The highway linking Pikeville, Kentucky with Williamson, West Virginia has been acknowledged as a hazard for many years. Over the past 30 years, increased traffic flow due to mining and industrial activity as well as rural population growth had only increased the extreme need for a new highway. Discussions and research had been underway since the early 1970’s.
The state of Kentucky chose HMB to provide Preliminary and Final Planning for the most complex section of this desperately needed roadway, a 3.5 mile relocation of the substandard, two-lane highway US 119. The rugged mountain terrain and heavy mining activity in the area only increased the complications of engineering an equitable, sustainable solution.
As plans had already been finalized and construction was underway on the highway segments surrounding this section; the Bent Mountain project to the west and the Coburn Mountain section to the east, the state of Kentucky requested that HMB put the US 119 project on a fast-track schedule. The existing plans had called for keeping the alignment of the new road in the valley floor. HMB found that this would lead to severe water quality problems due to the need for aggressive stream channel changes. There was also a significant number of commercial and residential relocations called for that HMB was determined to minimize.
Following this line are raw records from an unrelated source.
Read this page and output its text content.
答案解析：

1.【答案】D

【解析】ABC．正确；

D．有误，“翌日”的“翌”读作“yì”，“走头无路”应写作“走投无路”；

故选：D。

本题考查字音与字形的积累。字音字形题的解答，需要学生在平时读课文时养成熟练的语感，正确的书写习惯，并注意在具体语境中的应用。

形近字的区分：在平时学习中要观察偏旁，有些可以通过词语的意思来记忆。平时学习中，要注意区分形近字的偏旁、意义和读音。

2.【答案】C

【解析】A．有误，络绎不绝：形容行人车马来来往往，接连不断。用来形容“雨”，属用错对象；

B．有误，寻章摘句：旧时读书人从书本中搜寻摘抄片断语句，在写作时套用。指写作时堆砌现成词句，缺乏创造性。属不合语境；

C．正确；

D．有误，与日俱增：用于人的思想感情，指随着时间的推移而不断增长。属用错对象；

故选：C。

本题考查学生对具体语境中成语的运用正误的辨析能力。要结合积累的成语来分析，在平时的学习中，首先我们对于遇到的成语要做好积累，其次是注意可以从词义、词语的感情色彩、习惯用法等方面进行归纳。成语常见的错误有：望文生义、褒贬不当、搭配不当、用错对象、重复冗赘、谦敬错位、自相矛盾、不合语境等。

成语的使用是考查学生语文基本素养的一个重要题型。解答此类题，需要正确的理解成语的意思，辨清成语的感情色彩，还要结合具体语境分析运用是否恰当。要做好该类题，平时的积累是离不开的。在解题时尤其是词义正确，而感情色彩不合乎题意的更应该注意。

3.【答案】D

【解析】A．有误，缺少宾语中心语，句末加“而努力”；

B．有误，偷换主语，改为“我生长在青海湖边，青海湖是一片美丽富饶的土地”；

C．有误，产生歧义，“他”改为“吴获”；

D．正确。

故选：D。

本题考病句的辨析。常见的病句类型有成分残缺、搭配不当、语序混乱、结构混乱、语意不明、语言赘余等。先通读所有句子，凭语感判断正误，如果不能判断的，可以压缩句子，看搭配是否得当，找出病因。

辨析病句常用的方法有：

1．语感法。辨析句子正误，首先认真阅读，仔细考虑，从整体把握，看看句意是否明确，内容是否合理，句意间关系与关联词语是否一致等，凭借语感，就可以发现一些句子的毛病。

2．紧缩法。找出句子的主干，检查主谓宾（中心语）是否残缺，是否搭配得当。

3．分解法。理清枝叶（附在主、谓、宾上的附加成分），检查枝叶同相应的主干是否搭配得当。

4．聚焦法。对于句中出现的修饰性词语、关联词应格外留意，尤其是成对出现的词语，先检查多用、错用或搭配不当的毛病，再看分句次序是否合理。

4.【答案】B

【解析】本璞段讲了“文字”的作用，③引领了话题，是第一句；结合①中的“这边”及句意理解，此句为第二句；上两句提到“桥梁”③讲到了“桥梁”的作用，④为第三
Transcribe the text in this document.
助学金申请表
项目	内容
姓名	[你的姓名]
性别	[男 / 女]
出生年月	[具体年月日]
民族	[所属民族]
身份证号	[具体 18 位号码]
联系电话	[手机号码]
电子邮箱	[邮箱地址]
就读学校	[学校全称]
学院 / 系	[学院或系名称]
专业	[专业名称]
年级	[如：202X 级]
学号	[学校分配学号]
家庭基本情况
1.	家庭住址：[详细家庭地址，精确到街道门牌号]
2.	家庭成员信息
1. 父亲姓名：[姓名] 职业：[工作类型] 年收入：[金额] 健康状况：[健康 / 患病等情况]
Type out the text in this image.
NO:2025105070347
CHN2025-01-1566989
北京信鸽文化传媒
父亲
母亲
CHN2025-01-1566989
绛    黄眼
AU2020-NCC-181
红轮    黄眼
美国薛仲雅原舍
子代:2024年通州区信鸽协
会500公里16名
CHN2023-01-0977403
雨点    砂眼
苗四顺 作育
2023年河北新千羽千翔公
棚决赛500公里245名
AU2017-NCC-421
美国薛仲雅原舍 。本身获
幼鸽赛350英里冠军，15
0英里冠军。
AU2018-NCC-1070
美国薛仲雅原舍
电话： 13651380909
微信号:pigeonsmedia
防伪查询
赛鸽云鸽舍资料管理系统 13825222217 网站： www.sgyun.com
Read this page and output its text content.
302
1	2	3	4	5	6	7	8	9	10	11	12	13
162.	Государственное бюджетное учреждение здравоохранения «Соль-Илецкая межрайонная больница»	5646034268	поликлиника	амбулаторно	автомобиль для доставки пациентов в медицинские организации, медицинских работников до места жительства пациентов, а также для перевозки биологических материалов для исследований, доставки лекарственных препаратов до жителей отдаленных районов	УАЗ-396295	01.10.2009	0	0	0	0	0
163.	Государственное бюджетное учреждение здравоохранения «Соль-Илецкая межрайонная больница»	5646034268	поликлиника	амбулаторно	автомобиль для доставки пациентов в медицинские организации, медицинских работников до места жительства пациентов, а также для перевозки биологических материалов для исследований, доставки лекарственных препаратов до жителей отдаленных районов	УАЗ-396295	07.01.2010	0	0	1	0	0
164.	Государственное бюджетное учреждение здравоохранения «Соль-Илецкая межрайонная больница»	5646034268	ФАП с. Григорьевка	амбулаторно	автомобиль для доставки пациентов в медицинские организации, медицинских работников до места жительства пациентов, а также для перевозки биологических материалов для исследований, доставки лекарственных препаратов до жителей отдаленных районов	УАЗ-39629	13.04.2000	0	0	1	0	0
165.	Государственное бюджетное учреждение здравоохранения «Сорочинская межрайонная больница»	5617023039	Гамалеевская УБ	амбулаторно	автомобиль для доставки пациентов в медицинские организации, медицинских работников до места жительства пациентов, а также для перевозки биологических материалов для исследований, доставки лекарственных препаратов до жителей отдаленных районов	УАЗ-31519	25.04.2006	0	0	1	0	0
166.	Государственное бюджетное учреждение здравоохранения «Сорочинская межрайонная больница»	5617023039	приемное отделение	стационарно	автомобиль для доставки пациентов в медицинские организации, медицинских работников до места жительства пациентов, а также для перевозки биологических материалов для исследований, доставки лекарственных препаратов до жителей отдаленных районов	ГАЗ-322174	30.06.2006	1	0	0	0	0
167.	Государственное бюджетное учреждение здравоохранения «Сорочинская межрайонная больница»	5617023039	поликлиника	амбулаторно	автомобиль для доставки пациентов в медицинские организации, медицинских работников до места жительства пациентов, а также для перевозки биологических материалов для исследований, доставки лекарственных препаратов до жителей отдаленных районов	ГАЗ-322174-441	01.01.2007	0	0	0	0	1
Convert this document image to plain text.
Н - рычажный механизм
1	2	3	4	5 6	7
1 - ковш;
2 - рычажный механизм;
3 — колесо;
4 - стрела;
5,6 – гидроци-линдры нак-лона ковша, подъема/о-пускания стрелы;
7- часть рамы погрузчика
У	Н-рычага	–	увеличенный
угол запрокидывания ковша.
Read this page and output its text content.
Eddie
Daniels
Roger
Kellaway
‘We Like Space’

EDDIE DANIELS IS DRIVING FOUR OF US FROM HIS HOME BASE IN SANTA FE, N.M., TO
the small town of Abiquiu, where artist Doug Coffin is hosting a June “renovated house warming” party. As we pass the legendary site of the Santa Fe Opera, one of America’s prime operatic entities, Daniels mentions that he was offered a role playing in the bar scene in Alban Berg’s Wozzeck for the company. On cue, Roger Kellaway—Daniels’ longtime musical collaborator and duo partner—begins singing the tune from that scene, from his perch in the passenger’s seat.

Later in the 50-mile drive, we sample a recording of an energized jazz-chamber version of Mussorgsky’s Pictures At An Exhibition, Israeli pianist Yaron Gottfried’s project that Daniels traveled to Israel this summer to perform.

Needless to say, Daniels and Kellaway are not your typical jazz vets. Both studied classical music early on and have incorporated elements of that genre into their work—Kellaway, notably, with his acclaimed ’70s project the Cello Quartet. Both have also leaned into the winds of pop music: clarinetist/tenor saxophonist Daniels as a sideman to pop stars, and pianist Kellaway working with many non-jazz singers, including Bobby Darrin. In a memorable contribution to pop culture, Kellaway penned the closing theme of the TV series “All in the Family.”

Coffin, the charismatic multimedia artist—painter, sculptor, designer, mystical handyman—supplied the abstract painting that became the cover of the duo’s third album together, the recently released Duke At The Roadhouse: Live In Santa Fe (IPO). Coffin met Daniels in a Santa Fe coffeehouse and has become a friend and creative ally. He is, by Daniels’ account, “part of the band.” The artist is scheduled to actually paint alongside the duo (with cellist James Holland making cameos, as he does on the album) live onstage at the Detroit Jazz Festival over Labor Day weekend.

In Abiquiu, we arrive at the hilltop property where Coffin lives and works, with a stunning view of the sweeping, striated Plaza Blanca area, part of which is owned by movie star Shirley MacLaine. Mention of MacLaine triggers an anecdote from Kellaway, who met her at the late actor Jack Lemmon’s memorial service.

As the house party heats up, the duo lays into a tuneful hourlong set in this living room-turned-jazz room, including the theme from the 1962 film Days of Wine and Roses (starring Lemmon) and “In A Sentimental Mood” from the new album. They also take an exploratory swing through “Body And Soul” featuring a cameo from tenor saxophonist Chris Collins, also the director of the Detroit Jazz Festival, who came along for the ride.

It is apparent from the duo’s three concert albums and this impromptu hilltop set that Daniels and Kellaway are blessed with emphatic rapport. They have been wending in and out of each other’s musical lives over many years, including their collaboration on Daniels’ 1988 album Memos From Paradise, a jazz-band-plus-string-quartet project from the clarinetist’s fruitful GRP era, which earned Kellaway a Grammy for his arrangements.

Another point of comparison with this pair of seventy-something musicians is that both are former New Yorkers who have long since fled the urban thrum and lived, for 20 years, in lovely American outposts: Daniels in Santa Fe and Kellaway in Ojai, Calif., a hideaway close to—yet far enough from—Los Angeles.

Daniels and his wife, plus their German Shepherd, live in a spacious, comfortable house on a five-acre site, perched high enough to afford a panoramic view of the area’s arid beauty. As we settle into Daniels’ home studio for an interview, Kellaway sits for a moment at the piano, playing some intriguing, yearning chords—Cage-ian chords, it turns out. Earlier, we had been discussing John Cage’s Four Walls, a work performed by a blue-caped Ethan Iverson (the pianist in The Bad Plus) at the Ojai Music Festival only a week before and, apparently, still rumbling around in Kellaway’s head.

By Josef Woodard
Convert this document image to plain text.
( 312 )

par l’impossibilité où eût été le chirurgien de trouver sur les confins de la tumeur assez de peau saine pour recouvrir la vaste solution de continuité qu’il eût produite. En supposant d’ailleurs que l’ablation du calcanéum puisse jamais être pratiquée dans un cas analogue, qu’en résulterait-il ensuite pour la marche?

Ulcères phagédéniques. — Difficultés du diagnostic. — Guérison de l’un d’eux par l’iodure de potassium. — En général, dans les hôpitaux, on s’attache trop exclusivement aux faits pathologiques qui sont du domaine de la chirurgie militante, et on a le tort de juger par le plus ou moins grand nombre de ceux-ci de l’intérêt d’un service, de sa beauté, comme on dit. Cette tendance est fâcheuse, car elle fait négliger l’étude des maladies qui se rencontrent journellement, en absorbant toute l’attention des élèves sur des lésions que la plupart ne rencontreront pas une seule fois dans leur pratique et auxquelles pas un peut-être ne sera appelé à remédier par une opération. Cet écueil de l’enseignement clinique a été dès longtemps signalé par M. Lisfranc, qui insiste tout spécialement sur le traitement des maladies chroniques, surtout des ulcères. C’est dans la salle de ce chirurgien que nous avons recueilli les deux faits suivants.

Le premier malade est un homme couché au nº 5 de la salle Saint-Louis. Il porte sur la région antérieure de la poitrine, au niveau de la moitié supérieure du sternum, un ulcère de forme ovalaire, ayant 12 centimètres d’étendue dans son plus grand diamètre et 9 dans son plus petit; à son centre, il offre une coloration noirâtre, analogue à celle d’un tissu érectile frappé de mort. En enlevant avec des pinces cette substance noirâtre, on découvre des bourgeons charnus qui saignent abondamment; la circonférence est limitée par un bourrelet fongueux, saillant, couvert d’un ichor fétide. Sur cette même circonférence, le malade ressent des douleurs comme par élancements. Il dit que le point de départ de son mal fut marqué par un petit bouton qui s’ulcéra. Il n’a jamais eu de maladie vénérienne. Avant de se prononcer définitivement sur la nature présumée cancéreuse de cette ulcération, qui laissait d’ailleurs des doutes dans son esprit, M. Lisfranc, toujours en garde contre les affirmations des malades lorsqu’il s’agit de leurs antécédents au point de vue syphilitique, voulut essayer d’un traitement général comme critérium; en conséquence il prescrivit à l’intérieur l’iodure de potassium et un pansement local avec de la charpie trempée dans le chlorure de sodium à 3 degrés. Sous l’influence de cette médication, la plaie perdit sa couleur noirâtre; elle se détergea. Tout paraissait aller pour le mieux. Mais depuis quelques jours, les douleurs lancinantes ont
Realizing that the economic and social impact could be tremendous using traditional construction methods, HMB also recognized the need to provide uninterrupted usage of local rural access roads, even during embankment construction. Other complexities included an endangered rural family cemetery and a desire to open up access to rural areas that had been isolated for years.
HMB met this challenge head on. In keeping with the project’s fast-track status, HMB provided an advance right-of-way submittal during the preliminary planning stage allowing the state to purchase the necessary land during the final design phase. It was also found that by tucking the highway realignment into the valley walls, instead of on the valley floor as had been planned, many environmental issues were solved and the relocation of residences and local businesses was minimized.